Et puis, où est le temps ? Je dois aussi me consacrer à un travail qui n’est certes pas passionnant, qui est ennuyeux même certains jours, mais qui me procure une feuille de paie tellement indispensable. J’ai beau savoir que mon implication n’a que peu d’effet sur l’éventuelle considération qu’on me porte, ou sur le sort qu’on me réservera, j’essaie tout de même de ne pas le négliger. C’est une grande entreprise, chacun y est anonyme et je sais bien que si je le veux, je peux passer la matinée, ou l’après-midi à écrire au lieu de me livrer à de savants calculs, au lieu de produire ses fameux « reportings » si indispensables que personne, sans doute, ne regarde. J’ai pourtant un reste de morale, de morale bourgeoise, celle que réprouve tant le personnage de « Crime passionnel », qui m’oblige à sauvegarder, au moins quelques apparences.
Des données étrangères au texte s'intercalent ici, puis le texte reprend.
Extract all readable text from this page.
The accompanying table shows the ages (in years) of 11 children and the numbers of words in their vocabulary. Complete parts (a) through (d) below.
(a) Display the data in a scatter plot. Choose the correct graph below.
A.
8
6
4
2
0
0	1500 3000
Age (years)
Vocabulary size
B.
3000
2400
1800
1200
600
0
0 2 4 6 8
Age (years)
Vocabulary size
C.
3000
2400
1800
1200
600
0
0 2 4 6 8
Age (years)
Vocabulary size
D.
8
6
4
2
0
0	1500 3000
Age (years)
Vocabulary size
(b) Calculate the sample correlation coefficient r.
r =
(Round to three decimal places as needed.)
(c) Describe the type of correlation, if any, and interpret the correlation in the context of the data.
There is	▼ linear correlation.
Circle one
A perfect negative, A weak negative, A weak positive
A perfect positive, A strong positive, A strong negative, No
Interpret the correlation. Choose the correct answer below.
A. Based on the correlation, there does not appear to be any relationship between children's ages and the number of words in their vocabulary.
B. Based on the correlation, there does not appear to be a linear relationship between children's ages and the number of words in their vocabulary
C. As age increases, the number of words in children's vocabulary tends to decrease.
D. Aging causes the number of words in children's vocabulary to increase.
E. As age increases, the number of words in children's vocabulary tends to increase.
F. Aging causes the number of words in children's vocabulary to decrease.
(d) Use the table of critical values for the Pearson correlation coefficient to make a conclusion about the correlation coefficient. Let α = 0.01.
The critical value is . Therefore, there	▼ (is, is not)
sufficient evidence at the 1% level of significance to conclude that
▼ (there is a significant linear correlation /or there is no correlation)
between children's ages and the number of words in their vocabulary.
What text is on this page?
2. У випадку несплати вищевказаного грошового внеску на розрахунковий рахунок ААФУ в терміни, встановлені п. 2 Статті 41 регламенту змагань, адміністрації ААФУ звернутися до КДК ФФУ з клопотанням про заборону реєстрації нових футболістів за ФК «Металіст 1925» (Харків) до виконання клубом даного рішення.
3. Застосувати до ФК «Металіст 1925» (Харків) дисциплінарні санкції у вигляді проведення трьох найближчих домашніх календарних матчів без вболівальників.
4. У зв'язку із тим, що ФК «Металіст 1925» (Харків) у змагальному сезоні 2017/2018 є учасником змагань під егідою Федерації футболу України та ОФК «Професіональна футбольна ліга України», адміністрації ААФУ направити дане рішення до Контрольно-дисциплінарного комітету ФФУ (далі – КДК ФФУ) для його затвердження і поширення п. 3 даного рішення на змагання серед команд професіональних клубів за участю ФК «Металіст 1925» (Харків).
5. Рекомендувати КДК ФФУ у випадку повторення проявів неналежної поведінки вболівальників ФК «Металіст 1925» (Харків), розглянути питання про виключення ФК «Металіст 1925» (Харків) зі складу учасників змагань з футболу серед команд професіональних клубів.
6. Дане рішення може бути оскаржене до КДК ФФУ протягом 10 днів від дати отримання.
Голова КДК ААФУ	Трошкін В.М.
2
C’est dit, je n’ai ni temps, ni énergie pour ce nouveau texte qui s’impose, insidieusement, à moi. Et pourtant, il va venir, se construire, et peu à peu m’emporter. Je ne sais pas ce qu’il sera. Un roman, une nouvelle ? A ce stade, quelle importance ? Il est là, il s’impose déjà et s’est emparé d’une part de moi. C’est lui déjà qui me force à exposer ici son existence, comme s’il voulait faire entendre à tous le cri du nouveau né, comme s’il voulait que sa présence ainsi montrée soit irrévocable. Pourtant, il n’est rien, juste une idée, une circonstance et une résolution mais il est là, bien réel qui impose sa marque. J’hésite à en dire plus sur lui, sur cet être vivant qui va m’habiter et m’envahir. Peut-être dois-je laisser filtrer la résolution qui, de toute manière constituera le début de ce texte. Elle est simple, sans doute simpliste. Il s’agit de dire « je t’aime » à une femme. Une femme, que celui qui sera le narrateur, qui n’est pas moi, ne connaît pas. Ces mots, je les ai dit à une femme il n’y a pas si longtemps, je ne peux plus les lui dire et parfois, je doute de les avoir vraiment pensés. Ces mots, j’ai eu envie de les dire à une autre, à qui je les ai dit souvent et depuis tant d’années mais est-ce encore possible ? Et ces mots, sous la forme de « je vous aime », je les ai aussi écrits à une autre encore, que je ne connais pas, que je ne rencontrerai probablement jamais, qui m’avait, un instant, par les mots qu’elle a tressés, offert le rêve de l’évasion. Elle se reconnaîtra. Je ne regrette ni ces « je t’aime », ni ce « je vous aime » impulsif, naïf et sincère.

Voilà, je suis de nouveau l’esclave de l’écriture. Douce servitude en fait.